Se o acto for praticado nos três dias subsequentes que a lei admite, mediante pagamento de multa, haverá, aí, apenas uma outra excepção à exigência da prática do acto no decurso do prazo, para além da excepção do próprio justo impedimento. A cumulação da excepção à regra do prazo, através do pagamento de multa, nos três dias subsequentes com a excepção do justo impedimento enfraqueceria o sentido e a função da cominação de um prazo peremptório e a excepcionalidade do prazo suplementar. À possibilidade excepcional de praticar o acto no prazo suplementar acresceria a de o praticar fora deste prazo por justo impedimento ocorrido fora do prazo geral e durante o prazo suplementar, ampliando-se, por analogia, a excepção normativa (contra o disposto no artigo 11º do Código Civil).

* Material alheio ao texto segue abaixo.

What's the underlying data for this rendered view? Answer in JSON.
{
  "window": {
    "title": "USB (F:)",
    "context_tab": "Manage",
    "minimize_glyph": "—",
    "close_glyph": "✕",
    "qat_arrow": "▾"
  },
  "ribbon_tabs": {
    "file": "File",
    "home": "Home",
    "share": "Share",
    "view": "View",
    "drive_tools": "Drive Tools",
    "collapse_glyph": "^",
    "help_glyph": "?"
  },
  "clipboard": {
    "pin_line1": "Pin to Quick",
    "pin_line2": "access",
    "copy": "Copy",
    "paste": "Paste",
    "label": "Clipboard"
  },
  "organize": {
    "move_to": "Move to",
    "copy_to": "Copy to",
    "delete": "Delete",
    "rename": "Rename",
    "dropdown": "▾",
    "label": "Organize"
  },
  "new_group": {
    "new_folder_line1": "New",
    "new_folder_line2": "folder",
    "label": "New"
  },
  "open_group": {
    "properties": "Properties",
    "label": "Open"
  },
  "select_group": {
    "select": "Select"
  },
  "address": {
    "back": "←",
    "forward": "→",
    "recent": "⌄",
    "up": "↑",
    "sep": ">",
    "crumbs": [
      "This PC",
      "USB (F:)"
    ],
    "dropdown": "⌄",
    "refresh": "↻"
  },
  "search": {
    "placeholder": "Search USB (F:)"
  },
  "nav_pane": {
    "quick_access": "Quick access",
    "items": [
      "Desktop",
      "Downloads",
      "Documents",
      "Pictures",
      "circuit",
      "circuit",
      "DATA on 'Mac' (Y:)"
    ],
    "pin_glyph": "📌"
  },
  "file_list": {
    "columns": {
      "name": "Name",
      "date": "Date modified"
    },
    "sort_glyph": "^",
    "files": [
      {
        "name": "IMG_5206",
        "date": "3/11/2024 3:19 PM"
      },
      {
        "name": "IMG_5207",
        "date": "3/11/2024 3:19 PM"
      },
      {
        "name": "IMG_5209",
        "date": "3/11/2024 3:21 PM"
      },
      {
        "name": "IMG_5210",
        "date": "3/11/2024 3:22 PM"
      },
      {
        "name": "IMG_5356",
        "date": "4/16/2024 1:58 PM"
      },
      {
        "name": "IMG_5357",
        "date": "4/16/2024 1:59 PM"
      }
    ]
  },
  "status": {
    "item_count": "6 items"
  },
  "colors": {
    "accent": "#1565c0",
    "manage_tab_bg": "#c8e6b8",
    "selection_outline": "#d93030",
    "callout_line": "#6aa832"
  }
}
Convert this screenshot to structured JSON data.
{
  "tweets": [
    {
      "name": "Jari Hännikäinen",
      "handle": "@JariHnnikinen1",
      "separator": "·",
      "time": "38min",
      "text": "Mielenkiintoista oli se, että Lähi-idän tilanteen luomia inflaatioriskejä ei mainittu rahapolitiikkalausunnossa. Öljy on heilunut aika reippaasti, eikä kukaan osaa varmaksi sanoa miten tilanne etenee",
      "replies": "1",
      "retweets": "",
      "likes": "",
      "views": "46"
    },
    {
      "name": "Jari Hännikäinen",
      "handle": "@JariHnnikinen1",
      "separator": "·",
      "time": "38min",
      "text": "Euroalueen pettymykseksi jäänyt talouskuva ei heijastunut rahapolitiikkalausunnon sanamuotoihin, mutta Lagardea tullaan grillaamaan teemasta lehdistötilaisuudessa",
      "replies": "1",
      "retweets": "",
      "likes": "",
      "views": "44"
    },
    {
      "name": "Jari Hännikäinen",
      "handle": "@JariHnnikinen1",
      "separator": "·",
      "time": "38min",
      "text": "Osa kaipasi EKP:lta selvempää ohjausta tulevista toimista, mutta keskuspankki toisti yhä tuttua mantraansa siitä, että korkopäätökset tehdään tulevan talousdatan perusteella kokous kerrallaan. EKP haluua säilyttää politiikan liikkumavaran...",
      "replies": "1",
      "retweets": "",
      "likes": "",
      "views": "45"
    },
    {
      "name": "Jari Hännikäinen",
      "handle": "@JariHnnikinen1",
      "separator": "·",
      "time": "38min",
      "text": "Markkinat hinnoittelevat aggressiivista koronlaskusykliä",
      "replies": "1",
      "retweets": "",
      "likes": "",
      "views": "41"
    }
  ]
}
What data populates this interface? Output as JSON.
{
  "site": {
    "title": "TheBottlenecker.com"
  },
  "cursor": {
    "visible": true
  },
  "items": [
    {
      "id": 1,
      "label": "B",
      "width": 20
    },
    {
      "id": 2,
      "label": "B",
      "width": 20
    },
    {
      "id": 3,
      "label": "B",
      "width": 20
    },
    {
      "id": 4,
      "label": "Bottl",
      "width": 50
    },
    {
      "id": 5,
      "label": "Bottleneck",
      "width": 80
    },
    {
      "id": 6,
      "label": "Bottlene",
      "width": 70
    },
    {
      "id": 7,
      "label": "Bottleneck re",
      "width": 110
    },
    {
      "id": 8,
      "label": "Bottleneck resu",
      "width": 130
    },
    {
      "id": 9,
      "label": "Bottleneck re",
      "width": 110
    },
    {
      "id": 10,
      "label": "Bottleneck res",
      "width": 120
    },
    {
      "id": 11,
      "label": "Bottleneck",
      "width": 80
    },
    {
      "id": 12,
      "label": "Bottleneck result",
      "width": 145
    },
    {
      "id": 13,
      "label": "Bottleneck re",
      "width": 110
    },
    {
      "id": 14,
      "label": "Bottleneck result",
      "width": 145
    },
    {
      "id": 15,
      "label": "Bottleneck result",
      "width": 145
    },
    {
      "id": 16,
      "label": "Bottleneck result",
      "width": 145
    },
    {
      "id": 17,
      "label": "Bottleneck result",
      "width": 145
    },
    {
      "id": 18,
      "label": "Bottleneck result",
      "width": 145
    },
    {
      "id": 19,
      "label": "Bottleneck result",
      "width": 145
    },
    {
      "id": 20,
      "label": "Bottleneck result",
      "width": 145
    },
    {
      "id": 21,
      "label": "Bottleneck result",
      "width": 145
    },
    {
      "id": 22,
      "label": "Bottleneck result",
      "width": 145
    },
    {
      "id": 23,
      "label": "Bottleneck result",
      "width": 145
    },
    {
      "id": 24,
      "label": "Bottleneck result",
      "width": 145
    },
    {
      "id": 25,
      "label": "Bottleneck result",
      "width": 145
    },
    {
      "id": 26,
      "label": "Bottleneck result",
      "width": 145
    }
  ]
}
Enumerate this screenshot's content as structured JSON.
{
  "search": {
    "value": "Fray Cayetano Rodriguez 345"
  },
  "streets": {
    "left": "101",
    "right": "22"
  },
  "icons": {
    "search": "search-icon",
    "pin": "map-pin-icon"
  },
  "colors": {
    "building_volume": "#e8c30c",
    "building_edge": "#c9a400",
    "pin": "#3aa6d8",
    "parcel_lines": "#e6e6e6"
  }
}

Poderá, pois, concluir-se que a lei não admite a invocação de um "justo impedimento" ocorrido no período suplementar de três dias previsto no nº 5 do artigo 145º do Código de Processo Civil. Não se trata aqui de estabelecer distinções onde a lei não distingue, mas de alcançar o correcto sentido das normas.
8. Porém, mesmo que se admita interpretação jurídica diversa, segundo a qual o justo impedimento é invocável "... dentro dos três dias úteis subsequentes ao termo do prazo ..." (artigo 145º, nº 5, do Código de Processo Civil) - o que não dispensará, obviamente, a parte que o alegar do pagamento da correspondente multa processual -, deverá concluir‑se, no caso sub judicio, que ele não ocorreu.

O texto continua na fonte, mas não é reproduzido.